The physical layout with the QSFP28 port coming out of a module looks a bit strange since Facebook typically touts using multi-host adapters in Yosemite V2 as a major benefit of the architecture.
At OCP, we did not see this 100GbE module. Instead, we saw a different and significantly more interesting module. We are going to call this Glacier Point V2 although we were told in the Facebook booth that the name has not been announced. At first, it seemed like an upgraded version of Glacier Point.
What you are looking at is a Twin Lakes replacement module that has what we were told is a PCIe switch under the heatsink. There are six M.2 slots labeled 0-5. In the M.2 slots, there are relatively large heatsinks. Heatsinks of this size are unlikely to be required for NVMe SSDs. However, for Intel Nervana NNP I-1000 modules, they might be more appropriate.
On the rear of the module, we find the key differentiator: six additional M.2 slots labeled 6-11. This is a module that can potentially house twelve M.2 modules, doubling the capacity of Glacier Point. We, therefore, are calling it Glacier Point V2 in captions.
The label on the left side of this picture says:
Stage: EVT
Date 2018/10/17
REV: 1A
Which seems to indicate that Facebook was not in full production of this module in mid-October 2018. Over two quarters after the Crane Flat module was shown by QCT.
Although one may assume this is only to add more NVMe storage to a Yosemite V2 module, the large heatsinks seem to indicate higher power parts are being prepared. If that is the case, and Facebook is looking at this as being its inferencing solution, Facebook could be looking to put up to twelve Intel Nervana NNP I-1000 M.2 cards into Yosemite V2 module slots mixed with Xeon D.
Final Words
At OCP Summit 2019, the PCIe x16 Crane Flat module QCT showed off about a year ago was not present. Instead, we have this new module we are calling Glacier Point V2. The Crane Flat design would have made for an interesting GPU or FPGA platform as those typically have PCIe x16 host interfaces. Perhaps Intel and Facebook pivoted to an M.2 inferencing architecture. Yosemite V2 Xeon D nodes are often used for web front end nodes at Facebook so having directly attached inferencing modules may be the way to build that architecture while Zion handles training.
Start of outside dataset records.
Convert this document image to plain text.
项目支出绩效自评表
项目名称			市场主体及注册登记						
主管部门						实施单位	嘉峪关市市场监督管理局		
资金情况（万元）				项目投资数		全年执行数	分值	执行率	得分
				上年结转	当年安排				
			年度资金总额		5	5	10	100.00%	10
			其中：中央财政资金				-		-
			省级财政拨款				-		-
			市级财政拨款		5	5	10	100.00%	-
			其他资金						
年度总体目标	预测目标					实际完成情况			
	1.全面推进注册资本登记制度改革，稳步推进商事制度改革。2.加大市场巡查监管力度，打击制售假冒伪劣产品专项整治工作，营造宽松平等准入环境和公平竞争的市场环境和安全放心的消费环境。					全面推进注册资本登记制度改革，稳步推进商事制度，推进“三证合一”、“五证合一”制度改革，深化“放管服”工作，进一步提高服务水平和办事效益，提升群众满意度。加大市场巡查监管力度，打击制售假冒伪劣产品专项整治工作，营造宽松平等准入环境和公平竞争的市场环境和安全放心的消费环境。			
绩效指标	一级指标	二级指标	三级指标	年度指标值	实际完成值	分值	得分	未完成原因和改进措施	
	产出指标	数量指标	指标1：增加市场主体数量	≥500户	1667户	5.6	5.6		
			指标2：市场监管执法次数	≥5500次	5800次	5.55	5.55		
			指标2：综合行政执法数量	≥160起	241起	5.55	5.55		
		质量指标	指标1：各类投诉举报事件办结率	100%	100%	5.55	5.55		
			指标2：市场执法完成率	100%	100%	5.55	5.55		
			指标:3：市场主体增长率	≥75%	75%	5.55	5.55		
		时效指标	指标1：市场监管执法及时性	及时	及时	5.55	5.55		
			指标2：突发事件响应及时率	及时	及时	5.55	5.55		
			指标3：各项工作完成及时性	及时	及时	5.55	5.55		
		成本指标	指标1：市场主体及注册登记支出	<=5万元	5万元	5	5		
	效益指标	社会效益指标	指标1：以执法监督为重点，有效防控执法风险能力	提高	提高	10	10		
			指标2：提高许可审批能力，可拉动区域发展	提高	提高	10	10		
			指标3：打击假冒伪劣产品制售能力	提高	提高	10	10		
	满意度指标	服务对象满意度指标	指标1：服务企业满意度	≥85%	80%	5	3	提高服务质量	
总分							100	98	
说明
Implications are far broader than just this 12x M.2 module as a potential home for a dozen Intel NNP I-1000 devices. Like the OAM, this is an industry standard modular form factor that aggregates many devices. If you look at the QCT Crane Flat module, it is the opposite looking to deliver a single, less modular device to the platform. For NVIDIA, the lack of a Crane Flat PCIe x16 slot module for Tesla T4 cards at OCP Summit 2019 is not a good sign. Likewise, for other vendors hoping their PCIe x16 solution for inferencing is going to find its way to Facebook, this seems to indicate the company is investing in M.2 but has the design capability to use a PCIe x16 card.
We look forward to OCP Summit 2020 when we can find out if reading between the lines here was correct. By then, the NNP I-1000 should be in production per Intel.